Only on Wall Street. Only here could a massively profitable company that has revolutionized its own industry and many others, that increases sales year over year, refines its current products to keep people purchasing... still sees investors drop its stock because it didn't meet analysts expectations.
At some point some investors started taking analyst estimates as the gospel truth – the standard a company must meet in order for its stock price to continue going up. When, in fact, they are just estimates. Just estimates. Estimates. Let's say it one more time, estimates.
Apple's (NASDAQ:AAPL) numbers for this quarter missed some analysts' estimates and the Street responded with a 7.8% drop in after hours trading. Amazingly, this came after Apple managed to sell 7% more iPhones in fiscal Q1 2014 than it did the same time a year ago. It sold 51 million iPhones, an "all-time quarterly record," but that wasn't as high as the people who don't work for the company said it would be. They said Apple should have sold 55 million. So the stock went down.

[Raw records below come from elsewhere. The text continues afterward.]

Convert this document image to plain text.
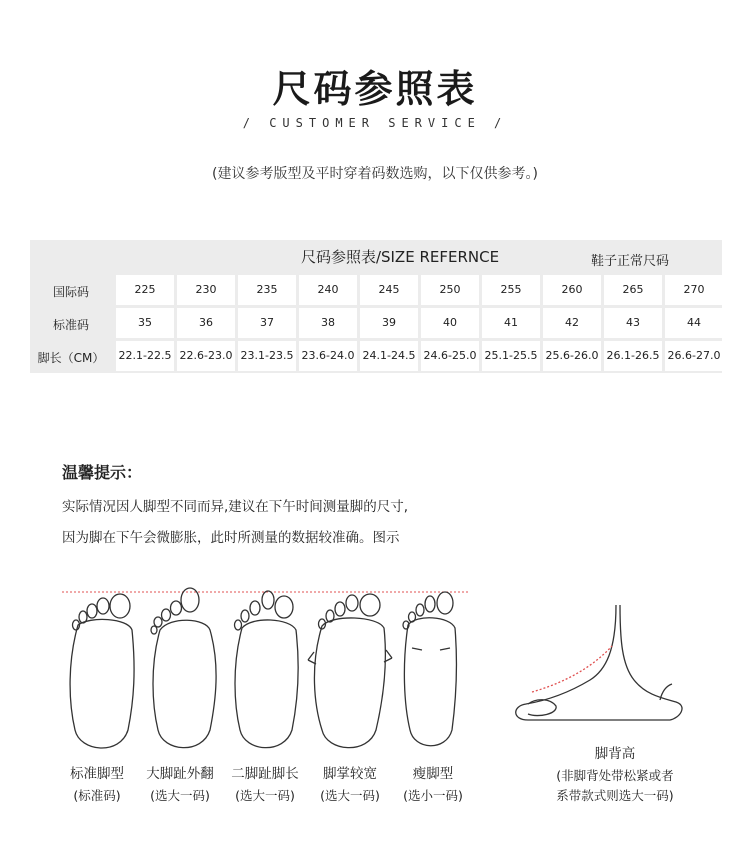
尺码参照表
/ CUSTOMER SERVICE /
(建议参考版型及平时穿着码数选购，以下仅供参考。)
尺码参照表/SIZE REFERNCE	鞋子正常尺码
国际码	225	230	235	240	245	250	255	260	265	270
标准码	35	36	37	38	39	40	41	42	43	44
脚长（CM）	22.1-22.5 22.6-23.0 23.1-23.5 23.6-24.0 24.1-24.5 24.6-25.0 25.1-25.5 25.6-26.0 26.1-26.5 26.6-27.0
温馨提示：
实际情况因人脚型不同而异,建议在下午时间测量脚的尺寸,
因为脚在下午会微膨胀，此时所测量的数据较准确。图示
标准脚型	大脚趾外翻	二脚趾脚长	脚掌较宽	瘦脚型
(标准码)	(选大一码)	(选大一码)	(选大一码)	(选小一码)
脚背高
(非脚背处带松紧或者
系带款式则选大一码)
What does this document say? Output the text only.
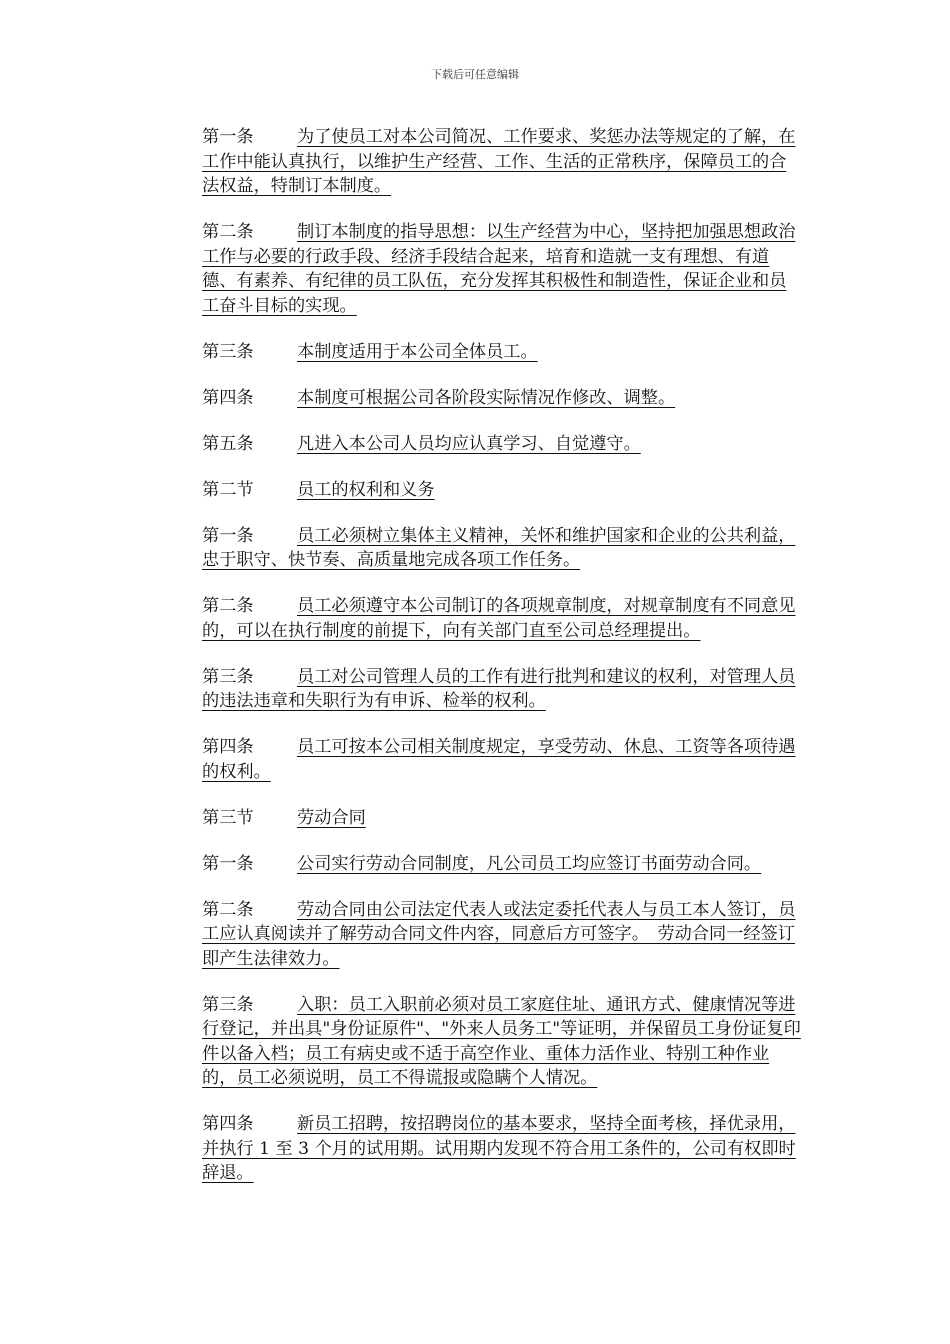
下载后可任意编辑

第一条	为了使员工对本公司简况、工作要求、奖惩办法等规定的了解，在工作中能认真执行，以维护生产经营、工作、生活的正常秩序，保障员工的合法权益，特制订本制度。

第二条	制订本制度的指导思想：以生产经营为中心，坚持把加强思想政治工作与必要的行政手段、经济手段结合起来，培育和造就一支有理想、有道德、有素养、有纪律的员工队伍，充分发挥其积极性和制造性，保证企业和员工奋斗目标的实现。

第三条	本制度适用于本公司全体员工。

第四条	本制度可根据公司各阶段实际情况作修改、调整。

第五条	凡进入本公司人员均应认真学习、自觉遵守。

第二节	员工的权利和义务

第一条	员工必须树立集体主义精神，关怀和维护国家和企业的公共利益，忠于职守、快节奏、高质量地完成各项工作任务。

第二条	员工必须遵守本公司制订的各项规章制度，对规章制度有不同意见的，可以在执行制度的前提下，向有关部门直至公司总经理提出。

第三条	员工对公司管理人员的工作有进行批判和建议的权利，对管理人员的违法违章和失职行为有申诉、检举的权利。

第四条	员工可按本公司相关制度规定，享受劳动、休息、工资等各项待遇的权利。

第三节	劳动合同

第一条	公司实行劳动合同制度，凡公司员工均应签订书面劳动合同。

第二条	劳动合同由公司法定代表人或法定委托代表人与员工本人签订，员工应认真阅读并了解劳动合同文件内容，同意后方可签字。　劳动合同一经签订即产生法律效力。

第三条	入职：员工入职前必须对员工家庭住址、通讯方式、健康情况等进行登记，并出具"身份证原件"、"外来人员务工"等证明，并保留员工身份证复印件以备入档；员工有病史或不适于高空作业、重体力活作业、特别工种作业的，员工必须说明，员工不得谎报或隐瞒个人情况。

第四条	新员工招聘，按招聘岗位的基本要求，坚持全面考核，择优录用，并执行 1 至 3 个月的试用期。试用期内发现不符合用工条件的，公司有权即时辞退。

On top of that, Apple sold 26 million iPads, the most it's ever sold in a quarter, up from the 22.9 million it sold the same time a year ago. That counts for something right?! Nope. Terrible quarter. Sell it. Sell it all.
The Macs though, they dropped right? That's a reason to sell. Wrong. Apple sold 4.8 million Macs, up from 4.1 million year over year -- all while the PC market is contracting. Still though, investors sold.
It appears some investors are using analyst projections as an investing recommendation. Beat estimates, invest more. Miss estimates, sell stock. If that's how investing worked, we'd all be rich.
For fiscal Q1 2014, revenue was $57.6 billion with a net profit of $13.1 billion and $14.50 per diluted share. This compares to $54.5 billion in revenue and $13.1 billion in net profit with $13.81 per diluted share year over year .
To be fair, all of Apple's news wasn't rosy. The company's gross margin fell from 38.6% to 37.9% year over year. Apple also expects revenue to be between $42 billion to $44 billion in the current quarter . The expected revenue drop from Q1 to Q2 is somewhat to be expected though, considering Apple's fiscal Q1 included the holiday shopping season and new iPhone and iPad launches.
It's hard not to see that some investors were disappointed with Apple's earnings because it didn't match up with what analysts had projected. Sometimes it's hard not to take estimates as a true predictor of the future, but Foolish investors look at the facts, and make decisions based on long-term goals. While it's OK to look at analyst estimates as a rough guide, basing investing decisions solely on them isn't a great strategy. If you don't give estimates more influence than they should have, you won't have to panic when they're wrong.